В мастерской начали проводить исследования о том, какую же роль выполняет текстиль в жизни человека, при этом особо подчеркивалась его утилитарная функция. Каждый вид ткани должен был обладать определенными свойствами и качествами в зависимости от его назначения. Так, согласно требованиям мастерской, отраженным в программном тексте ее будущей руководительницы Отти Бергер «Ткачество и среда обитания человека», обивочная ткань для мягкой мебели должна быть эластичной и не пропускать пыль, ткани для скатертей должны предохранять поверхность стола, легко стираться, покрывала следует делать такими, чтобы они пропускали воздух, но не пыль.

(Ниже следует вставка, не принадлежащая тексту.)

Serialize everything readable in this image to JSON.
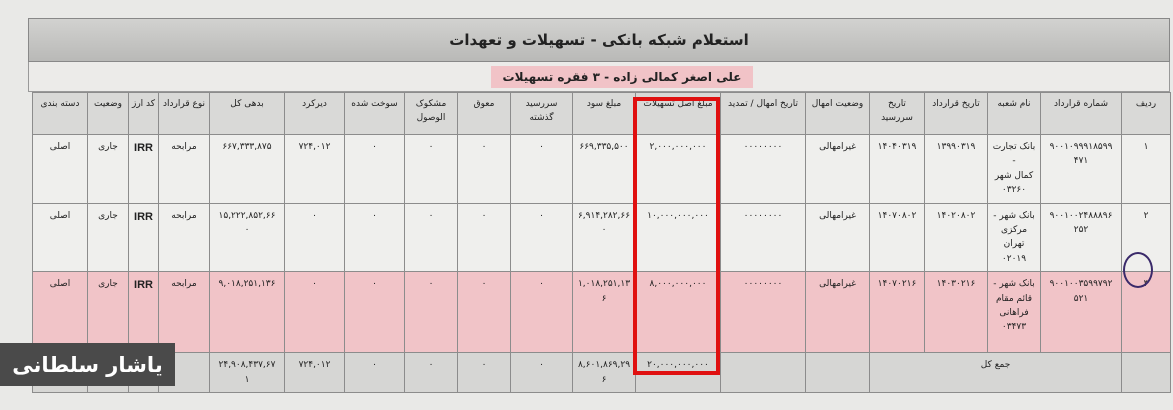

Помимо «практичных» изделий, в программных документах школы неоднократно подчеркивалась важная роль и таких изделий, как тканые панно и настенные коврики: ведь они не только защищают помещение от чрезмерного холода или тепла, но и служат звукоизоляцией. При этом важно, чтобы текстильное изделие своим орнаментом не только не нарушало архитектурную гармонию интерьера, но и подчеркивало простоту и выразительность чистой гладкой стены и, конечно, было гигиеничным и хорошо стиралось. «Ковры! В любом случае, известные пылесборники. Но так как в своем жилье мы все стремимся использовать их для защиты помещения от холода, то, по крайней мере, в них должны быть соблюдены такие технические характеристики, при которых они были бы либо совсем неплотными и легко пропускающими пыль, чтобы ее можно было легко удалить, подняв коврик, либо наоборот, быть настолько плотными, чтобы пыль оседала на поверхности и не проникала внутрь изделия, как на старых персидских коврах», — писала Отти Бергер. Она отмечала также необыкновенную популярность текстильных изделий в современных интерьерах, что объясняется необходимостью скрыть недостатки архитектурного сооружения: «Чем хуже архитектура, тем больше в ней текстильных изделий».
В конце 1920-х годов в вопросах оформления изделий постепенно наметился переход от категории художественного к утилитарно-эстетическому. Теперь Ханнес Майер предлагал сосредоточиться не на красоте орнамента, а на чисто практических задачах. У разработчиц тканей осталась единственная возможность художественного выражения — разнообразие переплетений, или, в терминологии Баухауза того времени, — «структура» ткани, фактически заменившая орнамент в текстильных изделиях школы после 1928 года. Структура ткани действительно стала не только средством достижения определенных утилитарных свойств, таких, как прочность, гигиеничность, прозрачность, светонепроницаемость, но еще и чисто художественных качеств. Определенное сочетание материала и переплетения позволяло достигать эффектов ткани, когда получалась гладкая, отражающая свет, а потому блестящая поверхность или, наоборот, — матовая, поглощающая свет.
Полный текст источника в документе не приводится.